Karena itu, KUPI tidak bisa berhenti hanya sekedar kegiatan Kongres belaka. Untuk menerjemahkan hasil-hasilnya. Maka yang KUPI perlukan sebuah gerakan yang berisi individu dan lembaga-lembaga yang meyakini visi dan misi KUPI yang bekerja secara lebih kordinatif. Hal ini guna memastikan hasil-hasil tersebut nyata terimplementasikan di lapangan.
Gerakan ini menjadi bagian integral dari substansi KUPI sebagai ruang bersama dan belajar bersama. Serta bergerak bersama untuk meneguhkan keadilan relasi laki-laki dan perempuan dalam perspektif Islam.
Jadi, paska kongres, substansi KUPI berubah wujud menjadi sebuah gerakan bersama untuk meneguhkan eksistensi dan peran keulamaan perempuan Indonesia.

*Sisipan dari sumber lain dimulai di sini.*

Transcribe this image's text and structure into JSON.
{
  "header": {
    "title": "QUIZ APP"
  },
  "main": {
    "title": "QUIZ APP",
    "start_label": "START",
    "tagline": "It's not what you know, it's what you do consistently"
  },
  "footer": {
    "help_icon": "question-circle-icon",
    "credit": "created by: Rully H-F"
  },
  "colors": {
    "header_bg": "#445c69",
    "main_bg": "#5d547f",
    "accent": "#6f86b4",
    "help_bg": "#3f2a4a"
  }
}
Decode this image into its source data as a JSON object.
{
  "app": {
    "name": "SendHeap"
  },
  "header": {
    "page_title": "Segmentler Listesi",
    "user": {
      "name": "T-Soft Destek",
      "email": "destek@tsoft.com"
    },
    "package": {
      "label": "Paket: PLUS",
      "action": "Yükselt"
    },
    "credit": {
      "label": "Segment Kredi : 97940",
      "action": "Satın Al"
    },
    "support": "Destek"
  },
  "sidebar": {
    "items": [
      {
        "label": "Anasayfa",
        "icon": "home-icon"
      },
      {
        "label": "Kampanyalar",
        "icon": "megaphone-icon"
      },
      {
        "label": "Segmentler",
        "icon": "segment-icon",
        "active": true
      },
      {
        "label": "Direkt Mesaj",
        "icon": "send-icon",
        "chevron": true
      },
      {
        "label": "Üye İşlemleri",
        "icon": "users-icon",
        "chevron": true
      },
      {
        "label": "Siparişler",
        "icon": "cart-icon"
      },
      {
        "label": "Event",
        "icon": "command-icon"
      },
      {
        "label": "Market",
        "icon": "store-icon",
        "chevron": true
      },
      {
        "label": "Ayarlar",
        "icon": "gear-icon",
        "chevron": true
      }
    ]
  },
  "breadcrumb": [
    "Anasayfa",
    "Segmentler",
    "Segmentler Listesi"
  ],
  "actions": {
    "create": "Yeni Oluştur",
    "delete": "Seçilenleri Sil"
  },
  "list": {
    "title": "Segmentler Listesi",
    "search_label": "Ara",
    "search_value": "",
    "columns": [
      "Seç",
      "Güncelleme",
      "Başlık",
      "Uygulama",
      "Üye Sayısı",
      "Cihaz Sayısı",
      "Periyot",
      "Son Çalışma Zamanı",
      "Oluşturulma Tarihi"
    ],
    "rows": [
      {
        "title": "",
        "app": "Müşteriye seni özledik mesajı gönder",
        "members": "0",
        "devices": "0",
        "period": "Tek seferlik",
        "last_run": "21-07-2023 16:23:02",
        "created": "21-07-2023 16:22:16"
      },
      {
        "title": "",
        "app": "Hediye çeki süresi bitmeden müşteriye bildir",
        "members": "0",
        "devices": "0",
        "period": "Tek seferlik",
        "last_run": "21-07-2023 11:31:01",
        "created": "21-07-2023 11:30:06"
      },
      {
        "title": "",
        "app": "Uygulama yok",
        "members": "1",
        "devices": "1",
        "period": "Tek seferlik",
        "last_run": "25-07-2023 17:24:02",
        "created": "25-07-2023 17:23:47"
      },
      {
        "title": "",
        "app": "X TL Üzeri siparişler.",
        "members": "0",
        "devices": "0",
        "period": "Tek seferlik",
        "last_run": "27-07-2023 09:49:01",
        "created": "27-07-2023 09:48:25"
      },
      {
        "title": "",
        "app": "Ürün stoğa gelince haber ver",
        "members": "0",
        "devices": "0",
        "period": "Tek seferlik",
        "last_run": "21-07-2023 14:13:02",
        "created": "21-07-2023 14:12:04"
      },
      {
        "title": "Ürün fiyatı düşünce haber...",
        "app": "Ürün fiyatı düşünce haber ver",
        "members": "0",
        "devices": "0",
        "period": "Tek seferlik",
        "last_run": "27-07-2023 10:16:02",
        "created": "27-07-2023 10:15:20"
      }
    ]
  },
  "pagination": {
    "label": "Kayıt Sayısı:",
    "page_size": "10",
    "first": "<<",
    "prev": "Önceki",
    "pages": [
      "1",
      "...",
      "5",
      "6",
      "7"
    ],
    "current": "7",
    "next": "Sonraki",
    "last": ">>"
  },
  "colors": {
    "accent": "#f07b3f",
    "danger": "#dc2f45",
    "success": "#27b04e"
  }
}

Siapapun yang mengakui keulamaan perempuan, menerima dan meyakini konsep keadilan hakiki bagi perempuan. Termasuk memakai perspektif kesalingan dalam relasi gender, menganut metodologi musyawarah keagaman yang dipakai selama Kongres. Serta mengamalkan hasil-hasil Kongres adalah bagian dari gerakan keulamaan perempuan KUPI. []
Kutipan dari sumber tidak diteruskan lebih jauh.